这一场大火,烧掉了洲上许多千年古木,花草,宝贵的药草,消灭了不许其数的野兽和蛇虫。飞禽虽能逃劫,但巢内之雏,无法幸免,甚至还有不少的妖魅,本想引诱王力坠入陷阱,毒计不遂,反都丧失生命,可谓自作自受,害人反害己。
当时,山坳村居民见到山火失慎,都来观看,男女老幼,人数不下五百,大家议论纷纭,啧啧称奇,都说小瀛洲无端端怎会失火?可是谁也想不到这野火是王力放的。
天下之事,变化莫测,其过程能入人意中者,往往百不得一。如果蛮岭群山的峭壁上没有千年灵芝,巨蟒就不会出现。蟒不出现,这区域里的花妖木魔,禽精兽怪,就不会给它吞食果腹。鹫蟒不争夺芝尖,也不至于互相残杀而死,而芝尖就不致力王力所得。王力不吞服芝尖,另外的虎妖鹿怪,就不会引他到小瀛洲去,同时妖怪本身和小瀛洲上的一切动植物也能避免为劫火所焚,化作尘埃。凡此种种变化,冥冥中似有神灵主宰,也许这就是天然淘汰吧!
再者,事情的演变井非到此为止,而王力也不能从此安享太平,它还要继续演变下去。
当天晚上,在蛮岭的群山中,发出一阵阵的悲哭声,咒骂声,吵闹声,使这一区域里的山神土地听得心烦意乱,坐立不安,连忙前去探听,原来是一大群魅物,都是在小瀛洲遭受劫火焚毙者的家属和亲友,正在森林里开会,追悼死卉的悲惨下场,不由放声大哭,痛骂王力是个凶手,纵火犯,罪魁祸首,讨论如何报仇,并准备明天诱捕这个小子,把他生吞活吃,或分而食之。讲到如何分配王力的肉体和血液时,他们就互相争多论少,吵闹起来。
这群魅物之中,不乏道行高深的花妖木魔,禽精兽怪,因此,当地土地和山神,由于功力浅薄,道行有限,不敢正面干涉,只在暗中窥视,偷听而已。
“滕伯伯,你看那王力小子,明天会来打猎吗?”一个美丽的少女问道。
“花姑娘,不要作声!我对这件事,早已胸有成竹,只要你肯听话,我们将来都有好处。
注意!用耳听,不要用嘴讲。”滕伯道。
原来那老者和少女,坐在森林的外围。似乎都非会场中的轴心分子,也许是局外人,另有许多男女则正在那边内围高谈阔论,反复雄辩,讲来讲去,主题只不过是捕杀王力,共同吸血吃肉啮骨而已。

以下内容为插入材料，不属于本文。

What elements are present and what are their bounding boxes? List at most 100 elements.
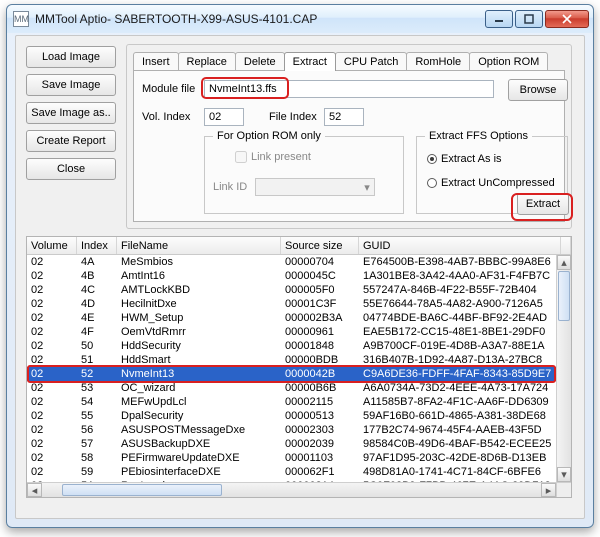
extract-button[interactable]: Extract <box>517 193 569 215</box>
link-present-label: Link present <box>251 151 311 163</box>
file-index-input[interactable] <box>324 108 364 126</box>
cell-vol: 02 <box>27 423 77 437</box>
horizontal-scroll-track[interactable] <box>42 483 541 497</box>
vol-index-input[interactable] <box>204 108 244 126</box>
col-source-size[interactable]: Source size <box>281 237 359 254</box>
cell-idx: 56 <box>77 423 117 437</box>
cell-fn: DpalSecurity <box>117 409 281 423</box>
cell-fn: MEFwUpdLcl <box>117 395 281 409</box>
minimize-button[interactable] <box>485 10 513 28</box>
cell-src: 000002B3A <box>281 311 359 325</box>
table-row[interactable]: 024EHWM_Setup000002B3A04774BDE-BA6C-44BF… <box>27 311 556 325</box>
vol-index-label: Vol. Index <box>142 111 190 123</box>
chevron-down-icon: ▾ <box>360 181 374 194</box>
cell-idx: 4D <box>77 297 117 311</box>
cell-guid: C9A6DE36-FDFF-4FAF-8343-85D9E7 <box>359 367 556 381</box>
col-filename[interactable]: FileName <box>117 237 281 254</box>
tab-delete[interactable]: Delete <box>235 52 285 71</box>
table-row[interactable]: 0255DpalSecurity0000051359AF16B0-661D-48… <box>27 409 556 423</box>
table-row[interactable]: 0253OC_wizard00000B6BA6A0734A-73D2-4EEE-… <box>27 381 556 395</box>
create-report-button[interactable]: Create Report <box>26 130 116 152</box>
extract-uncompressed-radio[interactable]: Extract UnCompressed <box>427 177 555 189</box>
vertical-scroll-thumb[interactable] <box>558 271 570 321</box>
module-file-input[interactable] <box>204 80 494 98</box>
cell-fn: AMTLockKBD <box>117 283 281 297</box>
table-row[interactable]: 0259PEbiosinterfaceDXE000062F1498D81A0-1… <box>27 465 556 479</box>
link-present-checkbox: Link present <box>235 151 311 163</box>
cell-guid: A6A0734A-73D2-4EEE-4A73-17A724 <box>359 381 556 395</box>
option-rom-legend: For Option ROM only <box>213 130 325 142</box>
ffs-options-group: Extract FFS Options Extract As is Extrac… <box>416 136 568 214</box>
maximize-button[interactable] <box>515 10 543 28</box>
vertical-scrollbar[interactable]: ▴ ▾ <box>556 255 571 482</box>
table-row[interactable]: 0250HddSecurity00001848A9B700CF-019E-4D8… <box>27 339 556 353</box>
cell-src: 00001C3F <box>281 297 359 311</box>
scroll-down-button[interactable]: ▾ <box>557 467 571 482</box>
tab-cpu-patch[interactable]: CPU Patch <box>335 52 407 71</box>
cell-guid: 04774BDE-BA6C-44BF-BF92-2E4AD <box>359 311 556 325</box>
cell-vol: 02 <box>27 465 77 479</box>
save-image-as-button[interactable]: Save Image as.. <box>26 102 116 124</box>
scroll-left-button[interactable]: ◂ <box>27 483 42 497</box>
cell-src: 00000704 <box>281 255 359 269</box>
cell-guid: A11585B7-8FA2-4F1C-AA6F-DD6309 <box>359 395 556 409</box>
col-guid[interactable]: GUID <box>359 237 561 254</box>
cell-idx: 4E <box>77 311 117 325</box>
load-image-button[interactable]: Load Image <box>26 46 116 68</box>
cell-vol: 02 <box>27 353 77 367</box>
horizontal-scrollbar[interactable]: ◂ ▸ <box>27 482 556 497</box>
scroll-up-button[interactable]: ▴ <box>557 255 571 270</box>
table-row[interactable]: 024BAmtInt160000045C1A301BE8-3A42-4AA0-A… <box>27 269 556 283</box>
table-row[interactable]: 024CAMTLockKBD000005F0557247A-846B-4F22-… <box>27 283 556 297</box>
browse-button[interactable]: Browse <box>508 79 568 101</box>
close-button[interactable] <box>545 10 589 28</box>
tab-romhole[interactable]: RomHole <box>406 52 470 71</box>
table-row[interactable]: 024AMeSmbios00000704E764500B-E398-4AB7-B… <box>27 255 556 269</box>
table-row[interactable]: 0258PEFirmwareUpdateDXE0000110397AF1D95-… <box>27 451 556 465</box>
extract-asis-radio[interactable]: Extract As is <box>427 153 502 165</box>
table-row[interactable]: 024FOemVtdRmrr00000961EAE5B172-CC15-48E1… <box>27 325 556 339</box>
resize-grip[interactable] <box>556 482 571 497</box>
tab-insert[interactable]: Insert <box>133 52 179 71</box>
table-row[interactable]: 0254MEFwUpdLcl00002115A11585B7-8FA2-4F1C… <box>27 395 556 409</box>
title-bar[interactable]: MM MMTool Aptio- SABERTOOTH-X99-ASUS-410… <box>7 5 593 33</box>
cell-fn: PEFirmwareUpdateDXE <box>117 451 281 465</box>
cell-idx: 4A <box>77 255 117 269</box>
tab-replace[interactable]: Replace <box>178 52 236 71</box>
cell-vol: 02 <box>27 381 77 395</box>
table-row[interactable]: 0251HddSmart00000BDB316B407B-1D92-4A87-D… <box>27 353 556 367</box>
top-panel: Insert Replace Delete Extract CPU Patch … <box>126 44 572 229</box>
cell-fn: ASUSBackupDXE <box>117 437 281 451</box>
cell-src: 00001103 <box>281 451 359 465</box>
cell-fn: HddSmart <box>117 353 281 367</box>
link-id-label: Link ID <box>213 181 247 193</box>
tab-option-rom[interactable]: Option ROM <box>469 52 548 71</box>
cell-src: 000062F1 <box>281 465 359 479</box>
module-file-label: Module file <box>142 83 195 95</box>
link-present-input <box>235 151 247 163</box>
cell-guid: 1A301BE8-3A42-4AA0-AF31-F4FB7C <box>359 269 556 283</box>
client-area: Load Image Save Image Save Image as.. Cr… <box>15 35 585 519</box>
cell-idx: 58 <box>77 451 117 465</box>
cell-fn: MeSmbios <box>117 255 281 269</box>
cell-idx: 59 <box>77 465 117 479</box>
col-spacer <box>561 237 571 254</box>
scroll-right-button[interactable]: ▸ <box>541 483 556 497</box>
col-volume[interactable]: Volume <box>27 237 77 254</box>
table-row[interactable]: 0257ASUSBackupDXE0000203998584C0B-49D6-4… <box>27 437 556 451</box>
link-id-dropdown: ▾ <box>255 178 375 196</box>
cell-vol: 02 <box>27 451 77 465</box>
table-row[interactable]: 0256ASUSPOSTMessageDxe00002303177B2C74-9… <box>27 423 556 437</box>
cell-idx: 4C <box>77 283 117 297</box>
table-row[interactable]: 024DHecilnitDxe00001C3F55E76644-78A5-4A8… <box>27 297 556 311</box>
cell-vol: 02 <box>27 395 77 409</box>
tab-extract[interactable]: Extract <box>284 52 336 71</box>
horizontal-scroll-thumb[interactable] <box>62 484 222 496</box>
close-button-sidebar[interactable]: Close <box>26 158 116 180</box>
table-row[interactable]: 0252NvmeInt130000042BC9A6DE36-FDFF-4FAF-… <box>27 367 556 381</box>
table-body[interactable]: 024AMeSmbios00000704E764500B-E398-4AB7-B… <box>27 255 556 482</box>
col-index[interactable]: Index <box>77 237 117 254</box>
cell-src: 00002039 <box>281 437 359 451</box>
save-image-button[interactable]: Save Image <box>26 74 116 96</box>
cell-src: 00000B6B <box>281 381 359 395</box>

内围里的众男女讨论了良久,最后大家推选一个披头散发的汉子,和两个穿着黑衣的年轻人为代表,联合去对付那凶手,纵火犯,罪魁祸首——王力。
过了一会。村庄里金鸡喔喔而啼,那群妖魅,就地一滚,个个现出原形。一哄而散,始知他们修练尚未成道,只能在黑夜蜕化人身,无法在白天显形。于是森林里又恢复了宁静。
次日,天气阴沉,森林里瘴雾密布,王力在家休息。
又次日,大雨滂沱,山洪爆发,溪水猛泻,王力又未出畋。
第三日,天气虽已晴朗,但山径土松泥浮,湿滑难行,王力无法上山打猎。
人不入山,妖魅无法报仇,但因报仇心切,终于急不可待,在该日晚间,那披头散发的汉子,率领了两名黑衣年轻人,走出森林,下山而来,直到山坳村王力的家院门前,先向四周观察动静,然后一一越过矮墙,悄悄地窜到阶畔潜伏,一边掷出碎瓦,只听啪的一响;坠落庭前。
畋猎之家岂无猎犬?本来王力也养着二只猛犬,恰在十天前被亲戚借去守夜防盗,所以那些妖魅进入院中,投石问路后,庭前一片沉寂,毫无任何反应,显然王家大小等人都已睡熟了。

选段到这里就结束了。